Google+ Cave Food Kitchen: Coconut Palm Sugar

Coconut Palm Sugar


Most people that follow Paleo will most likely develop a rash even reading the word sugar, but if you take the time to read about it, it’s not so bad after all. In moderation of course.
We can all agree that anything from a coconut palm tree is good, coconut oil is consumed greatly by many Paleo’ers, same goes for coconut milk, coconut water, and so on.
So what about the palm sugar?

First of all, where does it come from?
Palm sugar is derived from nectar of the coconut palm blossom. The nectar contains about 80% water, so after it is “tapped”, it’s slowly cooked over medium heat, and turns into a thick syrup. If it’s dried even further, it is sold in blocks or crystals.
The flavor is comparable to brown sugar, with a caramel taste and smell.
Palm sugar has a “healthy” image, mostly because the GI index is 30-35, compared to regular sugar, which is 80.
Secondly, it is rich in minerals, such as zinc, potassium & magnesium.

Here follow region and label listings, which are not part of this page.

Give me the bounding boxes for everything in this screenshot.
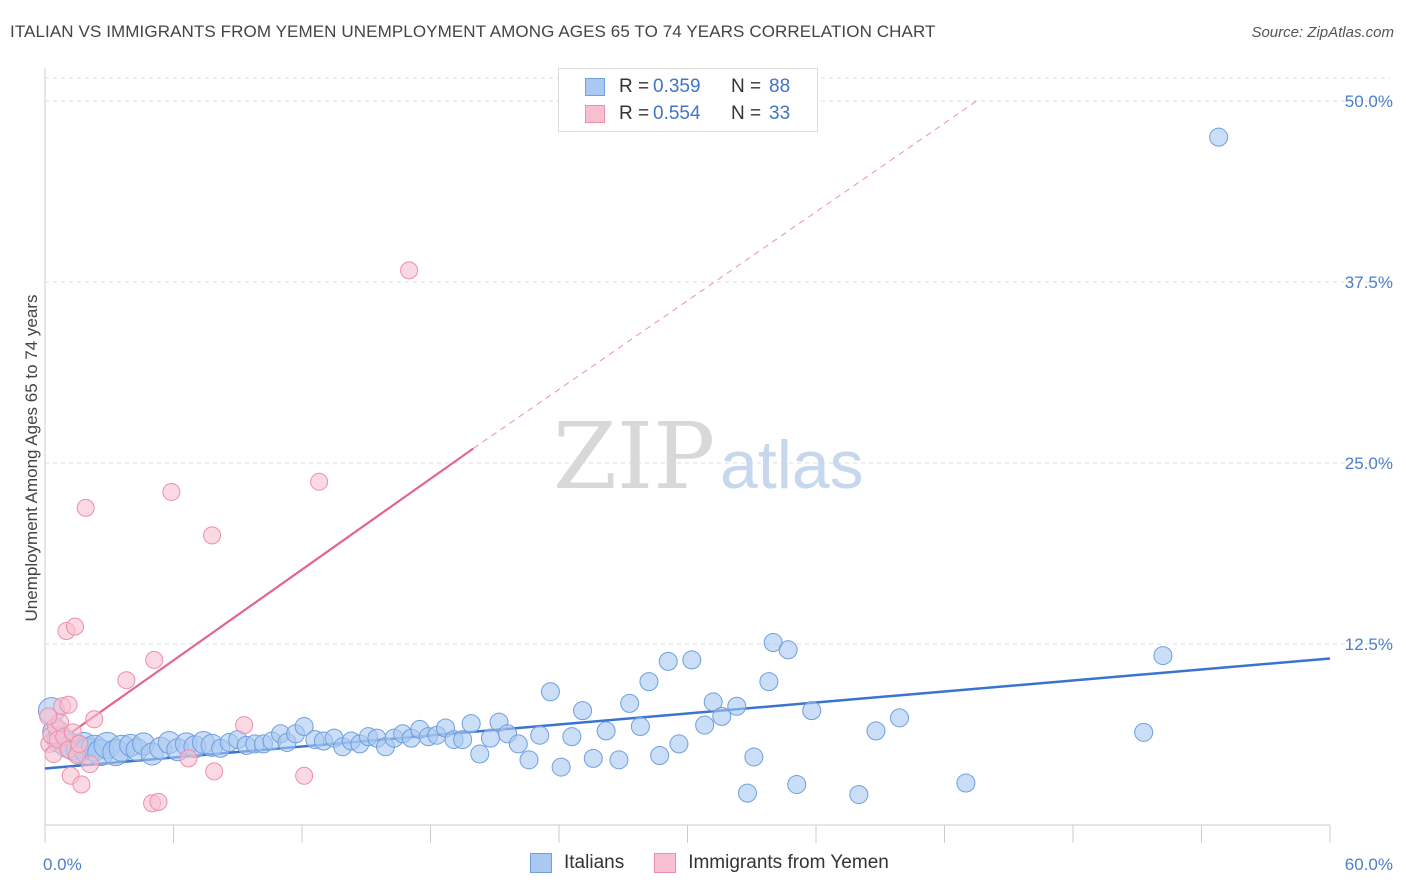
yemen-point: [205, 762, 224, 781]
legend-n-value: 88: [769, 76, 791, 97]
legend-row-yemen: R = 0.554 N = 33: [585, 102, 790, 126]
yemen-point: [65, 617, 84, 636]
italians-point: [461, 714, 481, 734]
italians-swatch: [530, 853, 552, 873]
italians-point: [956, 773, 976, 793]
y-axis-label: Unemployment Among Ages 65 to 74 years: [22, 295, 41, 622]
yemen-point: [85, 710, 104, 729]
italians-point: [530, 725, 550, 745]
italians-swatch: [585, 78, 605, 96]
yemen-point: [59, 695, 78, 714]
italians-point: [630, 717, 650, 737]
yemen-point: [235, 716, 254, 735]
italians-point: [866, 721, 886, 741]
italians-point: [703, 692, 723, 712]
italians-point: [650, 745, 670, 765]
yemen-point: [203, 526, 222, 545]
y-tick-label: 12.5%: [1345, 635, 1393, 654]
italians-point: [802, 701, 822, 721]
italians-point: [759, 672, 779, 692]
italians-point: [596, 721, 616, 741]
legend-r-label: R =: [619, 76, 650, 97]
yemen-swatch: [654, 853, 677, 873]
italians-point: [480, 728, 500, 748]
italians-point: [737, 783, 757, 803]
italians-point: [682, 650, 702, 670]
yemen-point: [117, 671, 136, 690]
italians-point: [890, 708, 910, 728]
yemen-trend-extension: [473, 100, 977, 449]
italians-point: [620, 693, 640, 713]
yemen-point: [70, 734, 89, 753]
italians-point: [787, 774, 807, 794]
yemen-point: [400, 261, 419, 280]
y-tick-label: 50.0%: [1345, 92, 1393, 111]
legend-n-label: N =: [731, 76, 762, 97]
italians-point: [639, 672, 659, 692]
yemen-point: [76, 498, 95, 517]
italians-point: [470, 744, 490, 764]
italians-point: [609, 750, 629, 770]
bottom-legend-yemen-label: Immigrants from Yemen: [688, 852, 889, 873]
tick-labels: 12.5% 25.0% 37.5% 50.0% 0.0% 60.0%: [43, 92, 1393, 874]
italians-point: [695, 715, 715, 735]
y-tick-label: 25.0%: [1345, 454, 1393, 473]
italians-point: [1209, 127, 1229, 147]
bottom-legend-yemen: Immigrants from Yemen: [654, 852, 889, 874]
yemen-point: [39, 707, 58, 726]
legend-row-italians: R = 0.359 N = 88: [585, 75, 790, 99]
italians-point: [562, 727, 582, 747]
yemen-point: [72, 775, 91, 794]
y-tick-label: 37.5%: [1345, 273, 1393, 292]
watermark-zip: ZIP: [553, 403, 715, 510]
italians-point: [573, 701, 593, 721]
italians-point: [508, 734, 528, 754]
watermark: ZIP atlas: [553, 403, 864, 510]
yemen-point: [80, 755, 99, 774]
italians-point: [669, 734, 689, 754]
yemen-point: [162, 482, 181, 501]
chart-title: ITALIAN VS IMMIGRANTS FROM YEMEN UNEMPLO…: [10, 22, 936, 41]
italians-point: [453, 730, 473, 750]
yemen-point: [149, 792, 168, 811]
x-tick-label: 0.0%: [43, 855, 82, 874]
italians-point: [294, 717, 314, 737]
yemen-trend-line: [44, 447, 474, 753]
grid: [45, 77, 1390, 645]
italians-point: [727, 696, 747, 716]
italians-point: [849, 785, 869, 805]
yemen-point: [310, 472, 329, 491]
italians-trend-line: [44, 657, 1331, 770]
yemen-point: [179, 749, 198, 768]
italians-point: [658, 651, 678, 671]
italians-point: [583, 748, 603, 768]
italians-point: [744, 747, 764, 767]
data-points: [37, 127, 1229, 813]
yemen-point: [145, 650, 164, 669]
watermark-atlas: atlas: [720, 427, 864, 503]
italians-point: [778, 640, 798, 660]
yemen-swatch: [585, 105, 605, 123]
legend-r-value: 0.554: [653, 103, 701, 124]
yemen-point: [295, 766, 314, 785]
italians-point: [551, 757, 571, 777]
legend-r-value: 0.359: [653, 76, 701, 97]
italians-point: [1153, 646, 1173, 666]
italians-point: [519, 750, 539, 770]
bottom-legend: Italians Immigrants from Yemen: [530, 852, 919, 874]
legend-r-label: R =: [619, 103, 650, 124]
italians-point: [540, 682, 560, 702]
source-label: Source: ZipAtlas.com: [1251, 24, 1394, 41]
legend-n-value: 33: [769, 103, 791, 124]
italians-point: [712, 706, 732, 726]
x-tick-label: 60.0%: [1345, 855, 1393, 874]
legend-n-label: N =: [731, 103, 762, 124]
bottom-legend-italians-label: Italians: [564, 852, 625, 873]
bottom-legend-italians: Italians: [530, 852, 624, 874]
legend: R = 0.359 N = 88 R = 0.554 N = 33: [558, 68, 818, 132]
italians-point: [1134, 722, 1154, 742]
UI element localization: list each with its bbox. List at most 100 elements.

Below, the breakdown: (per 100g)

Kcal:                                        338
Carbs:                                     94,2g
Fat:                                         0,2g
Protein:                                  2,5mg
Vit. C:                                     13,2mg
Calcium:                                 3,3mg
Magnesium:                           36,7mg
Potassium:                             760mg
Sodium:                                  4,1mg
Iron:                                       0,9mg
Zinc:                                       0,2mg

So, does this mean you can eat tons of it? No, not really, but it is a good alternative for honey for example. And it is a sweetener in it’s most purest form, being unrefined and all.
I’ve used in some of my recipes, sometimes sprinkle some on my Paleo Pancakes. Personally, I think it’s a good product to have at hand in your kitchen.